The first option considered in implementing that feature was the UML2 Tools project, part of the Eclipse.org Model Development Tools project. UML2 Tools supports viewing and editing most of UML diagram types, and works seamlessly with models created using UML2 and EMF, which the TextUML Toolkit already uses, and that is great. However, it also requires GEF and GMF, what is bad because it significantly increases the download size for the TextUML Tookit (currently at 31MB), already high for the value it currently provides. Also, from some initial experimentation, it seems to be very computation and/or memory intensive. Because of that, it was decided a more lightweight alternative should be found, even more so if you consider interactivity and support for diagrams other than the class diagram are very low on our list.

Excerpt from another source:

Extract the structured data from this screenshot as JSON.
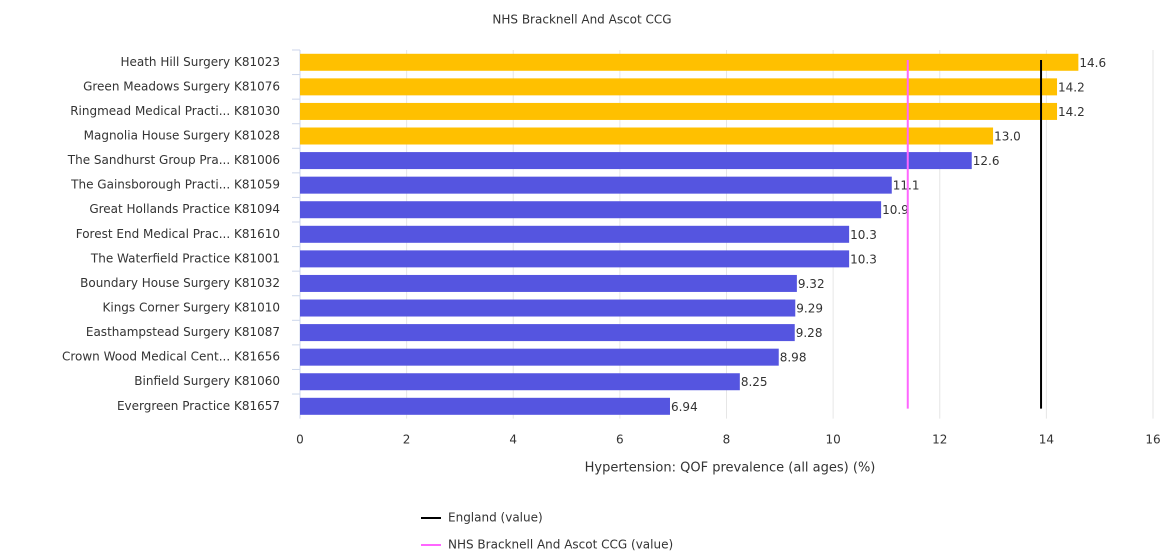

Enter Graphviz and UMLGraph

Graphviz is an awesome tool for graph visualization. Graphviz takes simple text files (in the dot notation) describing the graph structure and produces great looking diagrams.

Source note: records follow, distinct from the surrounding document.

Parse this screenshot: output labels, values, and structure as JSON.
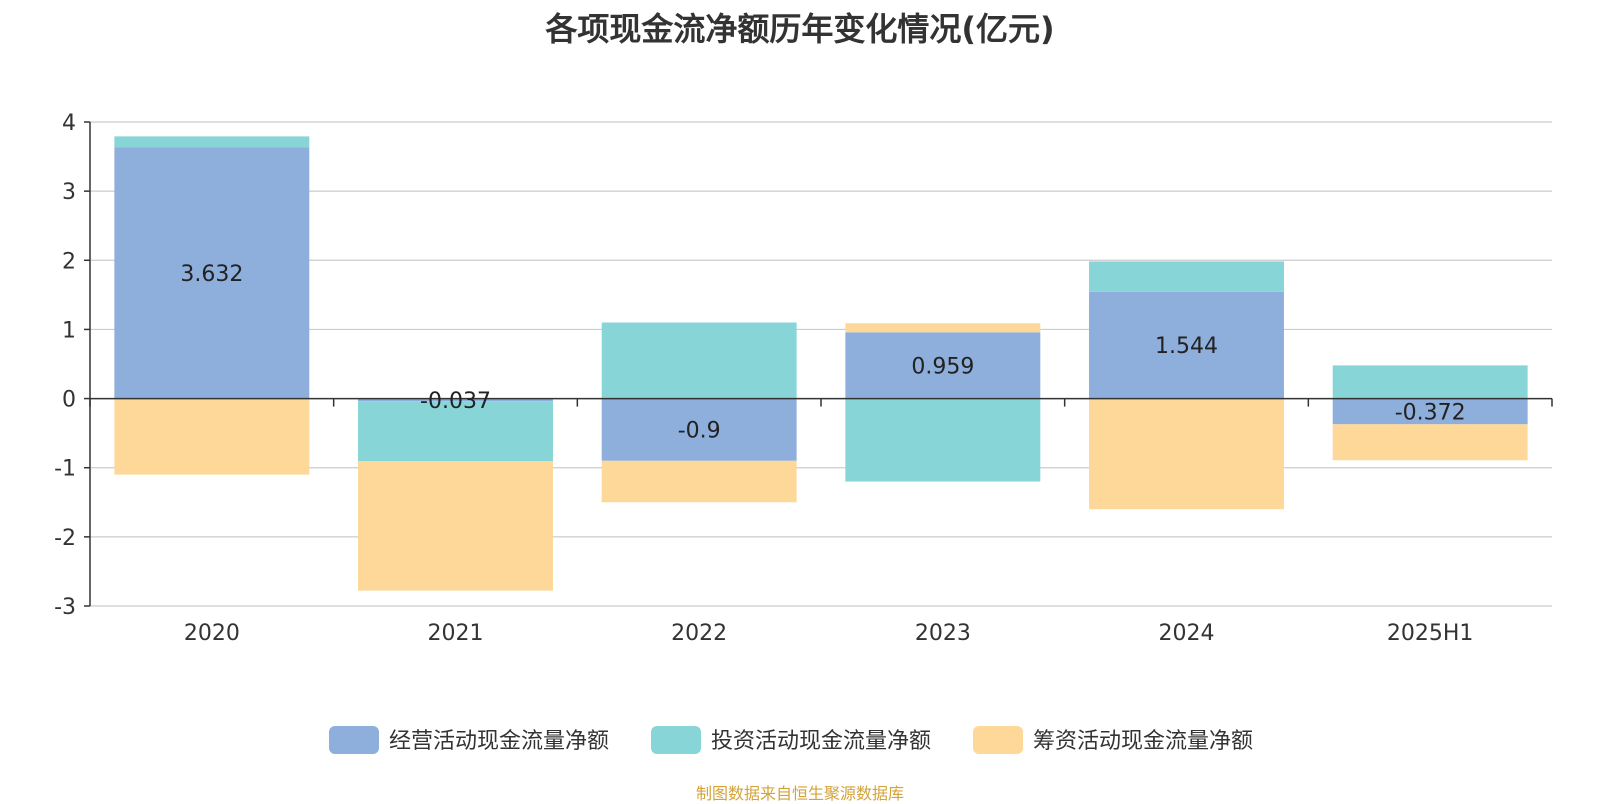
{
  "chart_data": {
    "type": "bar",
    "stacked": true,
    "title": "各项现金流净额历年变化情况(亿元)",
    "categories": [
      "2020",
      "2021",
      "2022",
      "2023",
      "2024",
      "2025H1"
    ],
    "series": [
      {
        "name": "经营活动现金流量净额",
        "color": "#8eaedb",
        "values": [
          3.632,
          -0.037,
          -0.9,
          0.959,
          1.544,
          -0.372
        ],
        "value_labels": [
          "3.632",
          "-0.037",
          "-0.9",
          "0.959",
          "1.544",
          "-0.372"
        ]
      },
      {
        "name": "投资活动现金流量净额",
        "color": "#88d5d8",
        "values": [
          0.16,
          -0.87,
          1.1,
          -1.2,
          0.44,
          0.48
        ]
      },
      {
        "name": "筹资活动现金流量净额",
        "color": "#fed898",
        "values": [
          -1.1,
          -1.87,
          -0.6,
          0.13,
          -1.6,
          -0.52
        ]
      }
    ],
    "y_ticks": [
      "4",
      "3",
      "2",
      "1",
      "0",
      "-1",
      "-2",
      "-3"
    ],
    "ylim": [
      -3,
      4
    ],
    "grid": true,
    "legend_position": "bottom"
  },
  "source_note": "制图数据来自恒生聚源数据库"
}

However, Graphviz is very generic, and does not know anything about the UML notation. That is when UMLGraph comes into play. UMLGraph produces dot files that generate OMG compliant UML diagrams (like the ones showing here).

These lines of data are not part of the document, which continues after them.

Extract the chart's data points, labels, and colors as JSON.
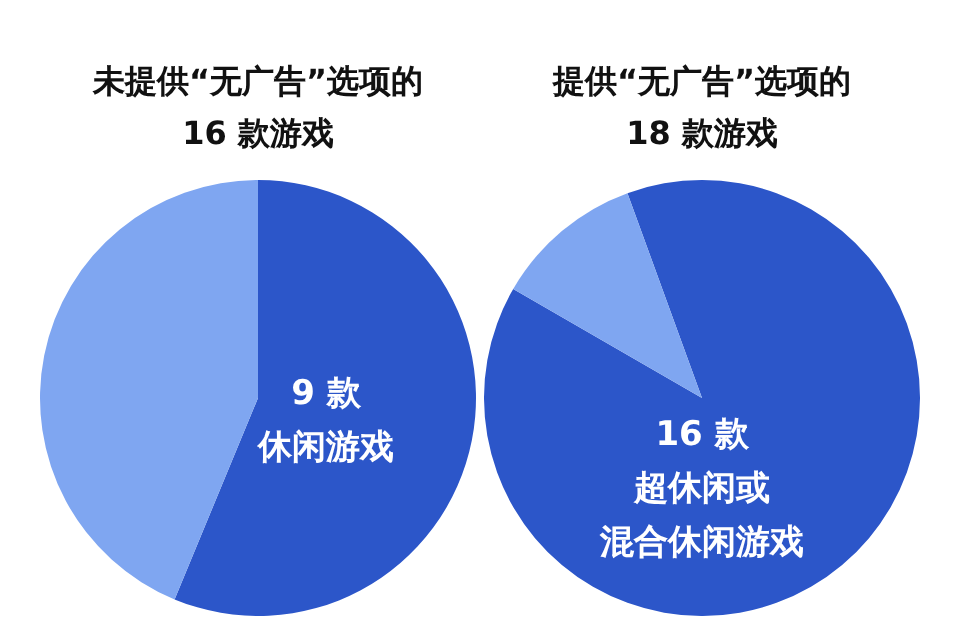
{
  "chart_data": [
    {
      "type": "pie",
      "title": "未提供“无广告”选项的\n16 款游戏",
      "categories": [
        "休闲游戏",
        null
      ],
      "values": [
        9,
        7
      ],
      "colors": [
        "#2c56c9",
        "#7fa6f1"
      ],
      "value_labels": [
        "9 款",
        null
      ],
      "legend": false
    },
    {
      "type": "pie",
      "title": "提供“无广告”选项的\n18 款游戏",
      "categories": [
        "超休闲或混合休闲游戏",
        null
      ],
      "values": [
        16,
        2
      ],
      "colors": [
        "#2c56c9",
        "#7fa6f1"
      ],
      "value_labels": [
        "16 款",
        null
      ],
      "legend": false
    }
  ]
}
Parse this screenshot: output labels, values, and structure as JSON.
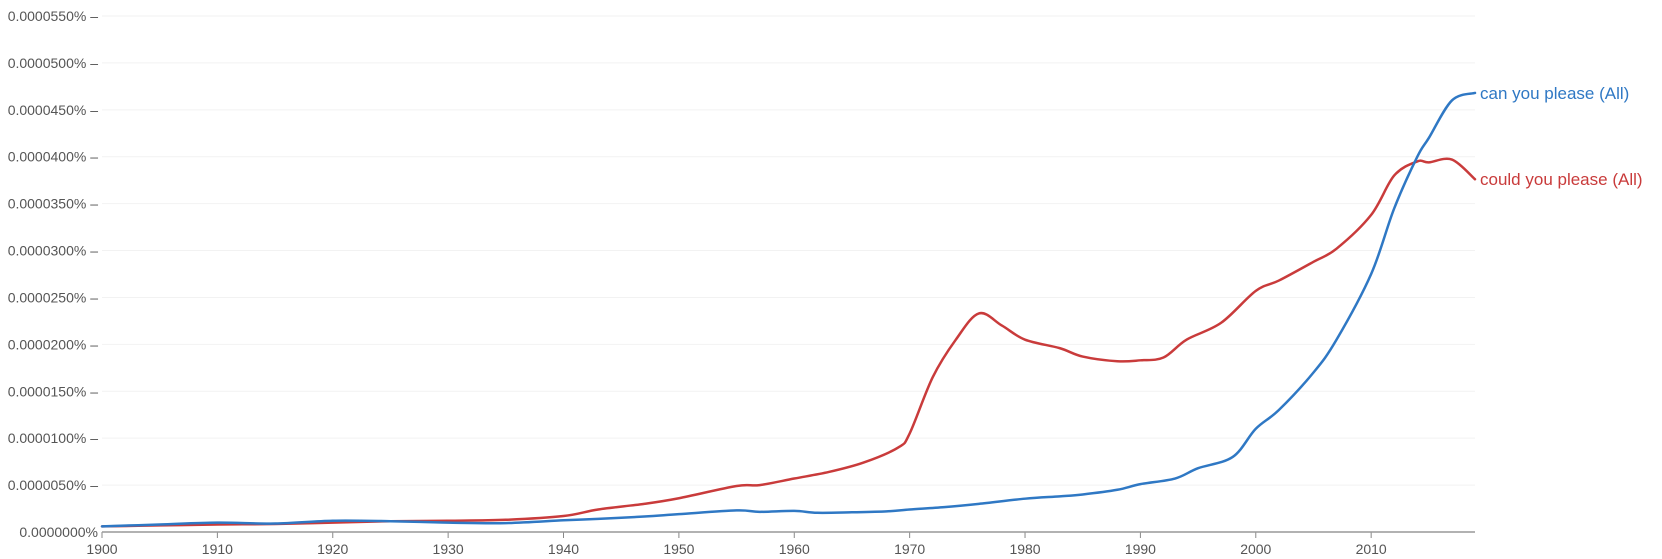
{
  "chart_data": {
    "type": "line",
    "title": "",
    "xlabel": "",
    "ylabel": "",
    "xlim": [
      1900,
      2019
    ],
    "ylim": [
      0,
      5.5e-07
    ],
    "grid": true,
    "legend": "inline labels at right end of each line",
    "x_ticks": [
      {
        "value": 1900,
        "label": "1900"
      },
      {
        "value": 1910,
        "label": "1910"
      },
      {
        "value": 1920,
        "label": "1920"
      },
      {
        "value": 1930,
        "label": "1930"
      },
      {
        "value": 1940,
        "label": "1940"
      },
      {
        "value": 1950,
        "label": "1950"
      },
      {
        "value": 1960,
        "label": "1960"
      },
      {
        "value": 1970,
        "label": "1970"
      },
      {
        "value": 1980,
        "label": "1980"
      },
      {
        "value": 1990,
        "label": "1990"
      },
      {
        "value": 2000,
        "label": "2000"
      },
      {
        "value": 2010,
        "label": "2010"
      }
    ],
    "y_ticks": [
      {
        "value": 0.0,
        "label": "0.0000000%"
      },
      {
        "value": 5e-08,
        "label": "0.0000050% –"
      },
      {
        "value": 1e-07,
        "label": "0.0000100% –"
      },
      {
        "value": 1.5e-07,
        "label": "0.0000150% –"
      },
      {
        "value": 2e-07,
        "label": "0.0000200% –"
      },
      {
        "value": 2.5e-07,
        "label": "0.0000250% –"
      },
      {
        "value": 3e-07,
        "label": "0.0000300% –"
      },
      {
        "value": 3.5e-07,
        "label": "0.0000350% –"
      },
      {
        "value": 4e-07,
        "label": "0.0000400% –"
      },
      {
        "value": 4.5e-07,
        "label": "0.0000450% –"
      },
      {
        "value": 5e-07,
        "label": "0.0000500% –"
      },
      {
        "value": 5.5e-07,
        "label": "0.0000550% –"
      }
    ],
    "series": [
      {
        "name": "can you please (All)",
        "color": "#2f78c4",
        "x": [
          1900,
          1905,
          1910,
          1915,
          1920,
          1925,
          1930,
          1935,
          1940,
          1943,
          1947,
          1950,
          1955,
          1957,
          1960,
          1962,
          1965,
          1968,
          1970,
          1973,
          1976,
          1980,
          1983,
          1985,
          1988,
          1990,
          1993,
          1995,
          1998,
          2000,
          2002,
          2005,
          2007,
          2010,
          2012,
          2014,
          2015,
          2017,
          2019
        ],
        "y": [
          6e-09,
          8e-09,
          1e-08,
          9e-09,
          1.2e-08,
          1.15e-08,
          1e-08,
          9.5e-09,
          1.25e-08,
          1.4e-08,
          1.65e-08,
          1.9e-08,
          2.3e-08,
          2.15e-08,
          2.25e-08,
          2.05e-08,
          2.1e-08,
          2.2e-08,
          2.4e-08,
          2.65e-08,
          3e-08,
          3.55e-08,
          3.8e-08,
          4e-08,
          4.5e-08,
          5.1e-08,
          5.7e-08,
          6.8e-08,
          8e-08,
          1.1e-07,
          1.3e-07,
          1.7e-07,
          2.05e-07,
          2.75e-07,
          3.45e-07,
          4e-07,
          4.2e-07,
          4.6e-07,
          4.68e-07
        ]
      },
      {
        "name": "could you please (All)",
        "color": "#c93b3b",
        "x": [
          1900,
          1905,
          1910,
          1915,
          1920,
          1925,
          1930,
          1935,
          1940,
          1943,
          1947,
          1950,
          1955,
          1957,
          1960,
          1963,
          1966,
          1969,
          1970,
          1972,
          1974,
          1976,
          1978,
          1980,
          1983,
          1985,
          1988,
          1990,
          1992,
          1994,
          1997,
          2000,
          2002,
          2005,
          2007,
          2010,
          2012,
          2014,
          2015,
          2017,
          2019
        ],
        "y": [
          6e-09,
          7e-09,
          8e-09,
          8.5e-09,
          1e-08,
          1.15e-08,
          1.2e-08,
          1.3e-08,
          1.7e-08,
          2.4e-08,
          3e-08,
          3.6e-08,
          4.9e-08,
          5e-08,
          5.7e-08,
          6.4e-08,
          7.4e-08,
          9e-08,
          1.05e-07,
          1.65e-07,
          2.05e-07,
          2.33e-07,
          2.2e-07,
          2.05e-07,
          1.96e-07,
          1.87e-07,
          1.82e-07,
          1.83e-07,
          1.86e-07,
          2.05e-07,
          2.23e-07,
          2.57e-07,
          2.68e-07,
          2.88e-07,
          3.02e-07,
          3.38e-07,
          3.8e-07,
          3.95e-07,
          3.94e-07,
          3.97e-07,
          3.76e-07
        ]
      }
    ]
  }
}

So the direction is to adopt Graphviz and UMLGraph into a lightweight, non-interactive graphical viewer for UML class diagrams. We don’t dismiss having a more powerful graphical viewer (and editor) in the future, probably based on the UML2 Tools project, but the focus now is on simplicity.

There are two difficulties into adopting Graphviz and UMLGraph though:

  1. Graphviz is a native standalone tool, not a Java API
  2. UMLGraph, as a Java doclet, supports only one input representation: Java source with Javadoc comments

Turns out the first obstacle can be easily overcome by wrapping the Graphviz binaries into platform-specific fragments and providing a simple Java API on top of it.

The second obstacle is a bit trickier though. UMLGraph ties the usage of the doclet API into the generation of output in dot form. Breaking that coupling requires a non-trivial refactoring effort. I have been talking to UMLGraph author Diomidis Spinellis and he is keen on the decoupling, and that is the route we are going to take.

Would you like to see what it looks like? Make sure to check out the M2 milestone coming out in mid-June.

RC

May 3, 2007

TextUML Toolkit as a single download

Filed under: TextUML Toolkit — rafael.chaves @ 9:53 am

It has been suggested that it is often the case that non-Java developers are not familiar with Eclipse-based products. Thus, we have made available to Windows users a single-click download option containing only the essential plug-ins from the basic Eclipse platform, EMF and UML2, plus the TextUML Toolkit itself. Check out the download page.

Users will still have to make sure they have Java 5 or later installed. The ZIP file has 31MB, so if you are familiar with Eclipse, we appreciate if you get the platform, EMF and UML2 from Eclipse.org to keep our hosting costs under control.

Thanks for the feedback, and keep the suggestions coming!

 RC

May 2, 2007

A website and the first release!

Filed under: TextUML Toolkit, UML — rafael.chaves @ 12:28 am

There hasn’t been a post here for a while, but there is a good reason for that: we are glad to announce that we now have an actual web site (go see for yourself) and have simultaneously made the first public release! TextUML Toolkit 1.0 M1 is the first milestone of the tool we have developed for creating UML models in a way that is more natural to hard-core developers. If you want to know more, go read the overview, download the tool and try out the tutorial.

After a long period of silence, I almost pity that I have somehow crammed too many great news on a single post…

RC

March 23, 2007

The road ahead of us

Filed under: TextUML Toolkit, editorial — rafael.chaves @ 3:47 pm

Thanks for checking us out. We are busy working hard on a tool that will bring software development productivity to a whole new level. At some point this summer, we will release a full fledged model-driven development tool, with support for model execution and complete code generation.

Before that, as a preview, we plan to release one of its components as a standalone product. It is a UML authoring tool that presents a hybrid textual/graphical notation. Our hunch is that even hardcore hackers will want to use it.